The northern hairy-nosed wombat only survives in a very small area of 3 km² within Epping Forest National Park (32 km²), Queensland. It is considered by many to be the rarest animal in the world. It is one of the world's rarest large mammals and is critically endangered.
Slightly larger than the common wombat, it is able to reproduce a little faster. Its habitat has been infested by an African grass, Cenchrus ciliaris, which is slowly displacing the original favorite grasses of the wombat. In 2000, a two-metre high predator-proof fence was built around a 25 km² area of the park, but captive breeding and re-housing programs in other areas have now been abandoned, as the population of the the only remaining yaminon colony is considered too small to allow the collection of the 15 or 20 specimens necessary to establish a new colony and more than a decade of attempts to breed the common and southern hairy-nosed wombats in captivity have yielded only poor results .
The Northern hairy-nosed wombat is listed as Threatened by the Australian Species Profile and Threats Database (SPRAT) and as a critically endangered species by the IUCN. The Zoological Society of London, on the basis of evolutionary uniqueness and population scarcity criteria, considers Lasiorhinus krefftii one of the 100 mammalian species at greatest risk of extinction.
Larger than other wombats and weighing around 30 kg, this species displays a stocky and stocky build.

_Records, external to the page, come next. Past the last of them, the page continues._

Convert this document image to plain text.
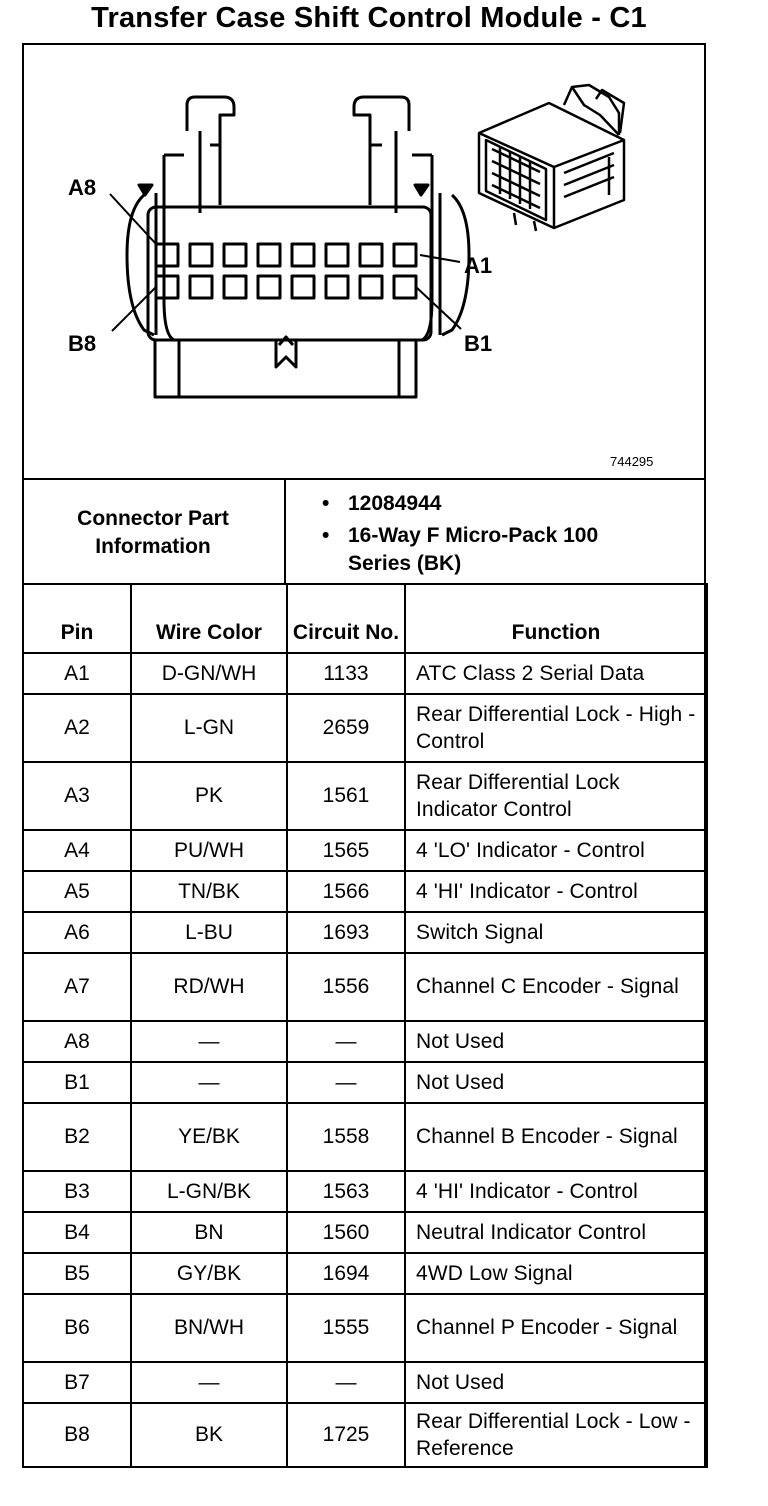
Transfer Case Shift Control Module - C1
A8
A1
B8	B1
744295
Connector Part Information
• 12084944
• 16-Way F Micro-Pack 100 Series (BK)
Pin	Wire Color	Circuit No.	Function
A1	D-GN/WH	1133	ATC Class 2 Serial Data
A2	L-GN	2659	Rear Differential Lock - High - Control
A3	PK	1561	Rear Differential Lock Indicator Control
A4	PU/WH	1565	4 'LO' Indicator - Control
A5	TN/BK	1566	4 'HI' Indicator - Control
A6	L-BU	1693	Switch Signal
A7	RD/WH	1556	Channel C Encoder - Signal
A8	—	—	Not Used
B1	—	—	Not Used
B2	YE/BK	1558	Channel B Encoder - Signal
B3	L-GN/BK	1563	4 'HI' Indicator - Control
B4	BN	1560	Neutral Indicator Control
B5	GY/BK	1694	4WD Low Signal
B6	BN/WH	1555	Channel P Encoder - Signal
B7	—	—	Not Used
B8	BK	1725	Rear Differential Lock - Low - Reference
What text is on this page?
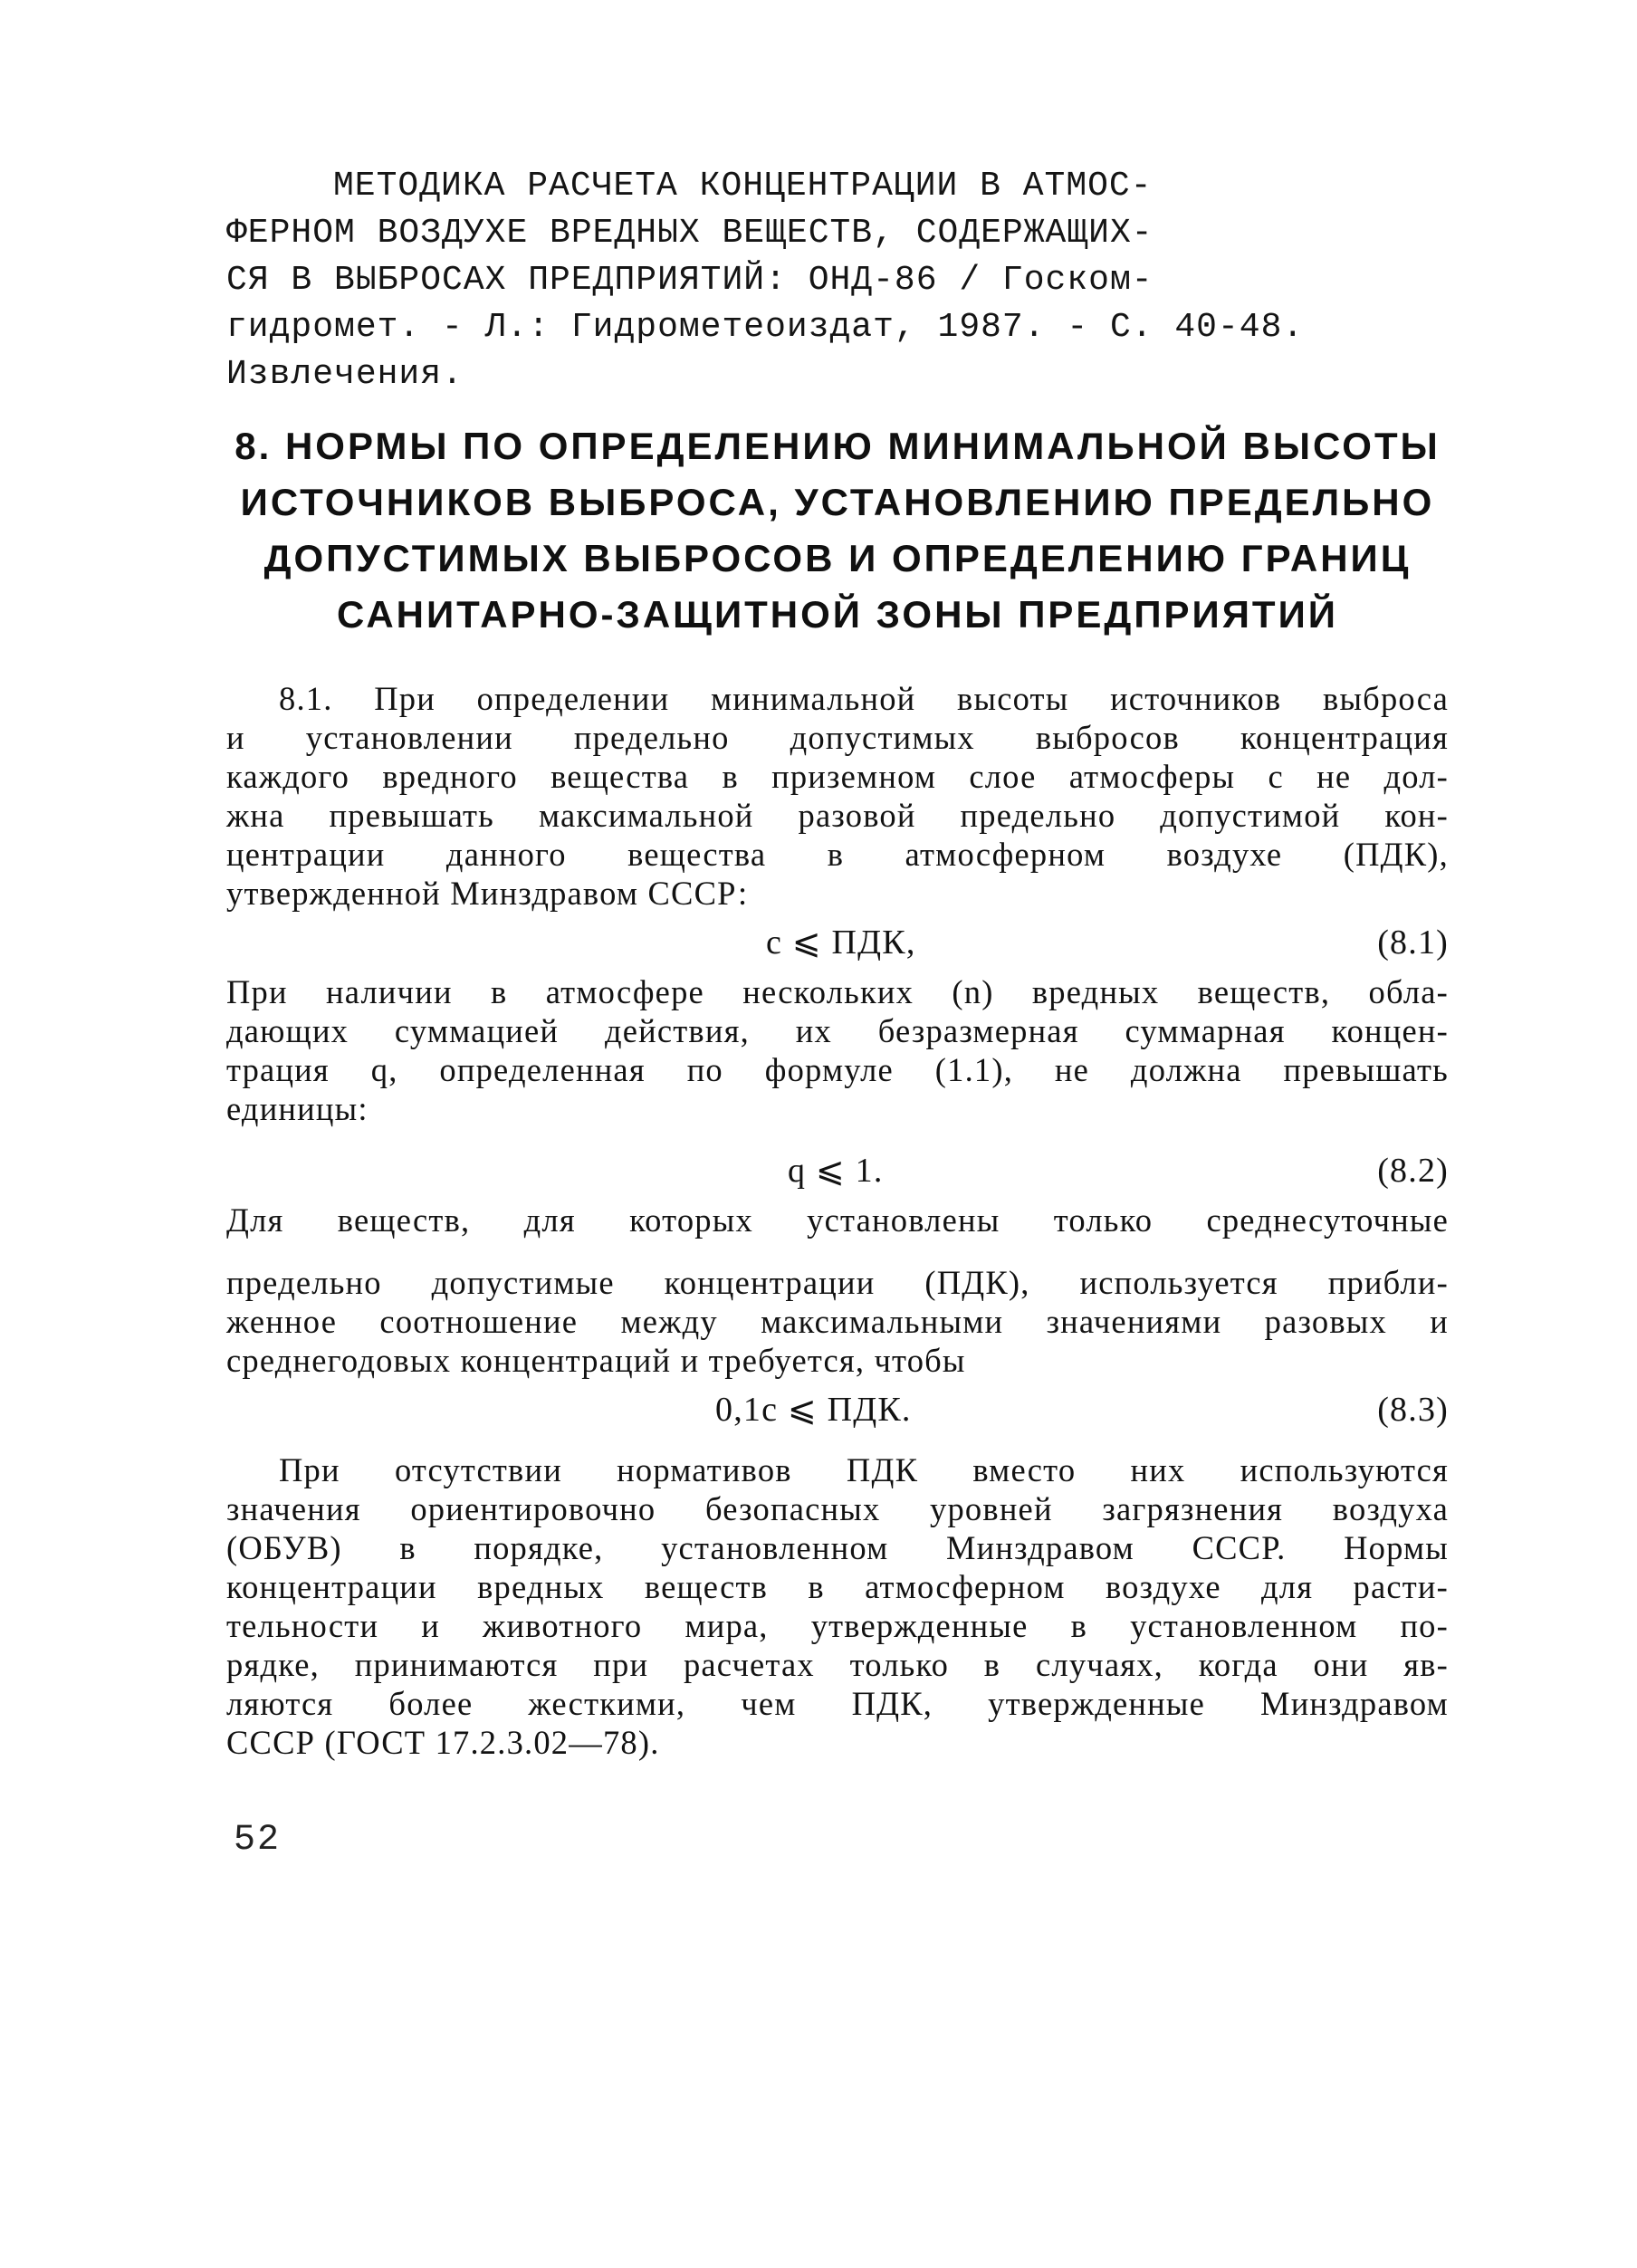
МЕТОДИКА РАСЧЕТА КОНЦЕНТРАЦИИ В АТМОС-
ФЕРНОМ ВОЗДУХЕ ВРЕДНЫХ ВЕЩЕСТВ, СОДЕРЖАЩИХ-
СЯ В ВЫБРОСАХ ПРЕДПРИЯТИЙ: ОНД-86 / Госком-
гидромет. - Л.: Гидрометеоиздат, 1987. - С. 40-48.
Извлечения.
8. НОРМЫ ПО ОПРЕДЕЛЕНИЮ МИНИМАЛЬНОЙ ВЫСОТЫ
ИСТОЧНИКОВ ВЫБРОСА, УСТАНОВЛЕНИЮ ПРЕДЕЛЬНО
ДОПУСТИМЫХ ВЫБРОСОВ И ОПРЕДЕЛЕНИЮ ГРАНИЦ
САНИТАРНО-ЗАЩИТНОЙ ЗОНЫ ПРЕДПРИЯТИЙ
8.1. При определении минимальной высоты источников выброса
и установлении предельно допустимых выбросов концентрация
каждого вредного вещества в приземном слое атмосферы c не дол-
жна превышать максимальной разовой предельно допустимой кон-
центрации данного вещества в атмосферном воздухе (ПДК),
утвержденной Минздравом СССР:
c ⩽ ПДК,	(8.1)
При наличии в атмосфере нескольких (n) вредных веществ, обла-
дающих суммацией действия, их безразмерная суммарная концен-
трация q, определенная по формуле (1.1), не должна превышать
единицы:
q ⩽ 1.	(8.2)
Для веществ, для которых установлены только среднесуточные
предельно допустимые концентрации (ПДК), используется прибли-
женное соотношение между максимальными значениями разовых и
среднегодовых концентраций и требуется, чтобы
0,1c ⩽ ПДК.	(8.3)
При отсутствии нормативов ПДК вместо них используются
значения ориентировочно безопасных уровней загрязнения воздуха
(ОБУВ) в порядке, установленном Минздравом СССР. Нормы
концентрации вредных веществ в атмосферном воздухе для расти-
тельности и животного мира, утвержденные в установленном по-
рядке, принимаются при расчетах только в случаях, когда они яв-
ляются более жесткими, чем ПДК, утвержденные Минздравом
СССР (ГОСТ 17.2.3.02—78).
52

The body, about one meter long, is covered in soft, silky greyish-brown fur, with dark rings surrounding the eyes. The limbs are short and powerful, equipped with robust nails to be able to dig dens.
The females have a pouch with an opening in the posterior region to prevent the entry of earth during the digging phase. The common name derives from the broad muzzle covered with a thin whisker. Like all wombats, this species is also herbivorous and nocturnal and spends the hot days underground, where it produces a complex system of tunnels used simultaneously by groups of 4-5 individuals.
The females give birth to a single young which subsequently moves into the marsupium, where it spends about 9 months to complete its development. In the wild it can live even more than 23 years.